Le tourisme djihadiste inquiète de plus en plus les autorités suisses. Le Service de renseignement (SRC) a enregistré quatre nouveaux cas en novembre. Une task-force fédérale a été instituée pour lutter contre la propagation du terrorisme.
Depuis le début de l'année, de plus en plus de personnes sont tentées par une participation aux combats. Selon l'Office fédéral de la police (fedpol), le phénomène a pris une "dimension inégalée" même si la Suisse est moins concernée que d'autres pays.
La situation est sérieuse, mais pas comparable à celle de la France ou du Danemark, a précisé vendredi à l'ats le chef de la nouvelle task-force Jacques Repond.
56 départs
Selon les nouveaux chiffres diffusés par le SRC, 56 départs de Suisse ont été recensés depuis 2001, dont 32 vers la Syrie et l’Irak et 24 vers l’Afghanistan, le Pakistan, le Yémen et la Somalie. Par rapport à octobre, les renseignements recensent quatre nouveaux cas, mais trois inclus dans le précédent total ont été écartés.
Après vérification, ces personnes ne pouvaient pas être considérées comme étant motivées par le djihad. Six djihadistes auraient perdu la vie. Mais seuls cinq décès sont confirmés.
Un seul cas de retour est pour l'instant avéré. S'y ajouteraient quinze autres (au lieu de 16 en octobre), dont la motivation djihadiste ou la localisation exacte n'est pas établie avec certitude. Le SRC continue d’enquêter sur ces cas non confirmés. Il ne fournit pas d’indications sur l’identité, l’âge, le sexe, la nationalité ou le domicile des suspects.
Trois Irakiens soupçonnés d'avoir planifié un attentat terroriste en Europe pour l'Etat islamique (EI) sont en prison dans le pays depuis mars. Le Ministère public de la Confédération (MPC) mène une vingtaine de procédures dans le domaine du djihadisme radical, dont cinq en lien avec la Syrie.
Task-force depuis octobre
La task-force dirigée par fedpol a pris en octobre déjà le relais d'un groupe de travail en place depuis juin. Elle réunit des représentants du SRC, du MPC, du Département des affaires étrangères, des gardes-frontière, de l'Office fédéral des migrations, des commandants de police cantonale, de l'Office fédéral de la justice et de la police aéroportuaire de Zurich.

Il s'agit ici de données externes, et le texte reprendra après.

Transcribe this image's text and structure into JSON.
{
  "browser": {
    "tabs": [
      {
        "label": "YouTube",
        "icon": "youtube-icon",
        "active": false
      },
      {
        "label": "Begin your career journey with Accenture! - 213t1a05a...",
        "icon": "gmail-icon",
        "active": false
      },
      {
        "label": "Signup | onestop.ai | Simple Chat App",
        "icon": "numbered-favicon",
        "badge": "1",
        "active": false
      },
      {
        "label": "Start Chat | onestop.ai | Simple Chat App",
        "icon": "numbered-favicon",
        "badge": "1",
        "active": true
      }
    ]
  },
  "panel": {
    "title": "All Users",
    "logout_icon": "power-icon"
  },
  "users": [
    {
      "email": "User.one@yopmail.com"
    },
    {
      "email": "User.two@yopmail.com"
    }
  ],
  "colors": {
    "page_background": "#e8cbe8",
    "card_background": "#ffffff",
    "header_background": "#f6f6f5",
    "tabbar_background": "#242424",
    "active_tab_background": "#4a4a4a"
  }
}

La task-force est chargée d'analyser la situation en continu, de collecter et d'échanger des informations ainsi que d'identifier les touristes du djihad potentiels. Leur parcours comporte plusieurs phases: la radicalisation, le voyage en zone de conflit, le combat, le retour et la période qui suit.
"Nous examinons la nécessité de nouvelles mesures", explique M.Repond. La surveillance d'Internet aide déjà le SRC à lutter contre une radicalisation. Fedpol peut aussi ouvrir des enquêtes préliminaires. Il est toutefois rare que les autorités aient des preuves suffisamment claires qu'une personne a décidé de partir au combat, concède le chef de la task-force.
Loi sur le renseignement
Le SRC profite des nouvelles statistiques sur les djihadistes pour plaider en faveur de la nouvelle loi sur le renseignement. Le texte lui donnerait des possibilités complémentaires comme la surveillance de lieux privés et d'ordinateurs.
La commission de la politique de sécurité du National veut compléter ce projet pour permettre au gouvernement d'interdire plus facilement une organisation menaçant la sûreté nationale ou extérieure. En attendant, le Parlement se prononcera en décembre sur une interdiction de 2015 à 2018 d'Al-Qaïda, d'EI et des organisations apparentées.
Depuis 2001, en moyenne 170 personnes par an se sont vu refuser l'entrée en Suisse pour préserver la sécurité du pays. Certains élus, notamment PDC, plaident pour des retraits de passeport ou de titre de séjour.
La loi prévoit déjà que la nationalité peut être retirée à un double national qui s'en va combattre au nom du djihad si sa conduite porte une atteinte grave aux intérêts ou au renom de la Suisse, objecte le Conseil fédéral. Les activités terroristes menaçant la sécurité et l'ordre public peuvent aussi aboutir à un retrait de permis de séjour. Les décisions doivent toutefois être prises au cas par cas.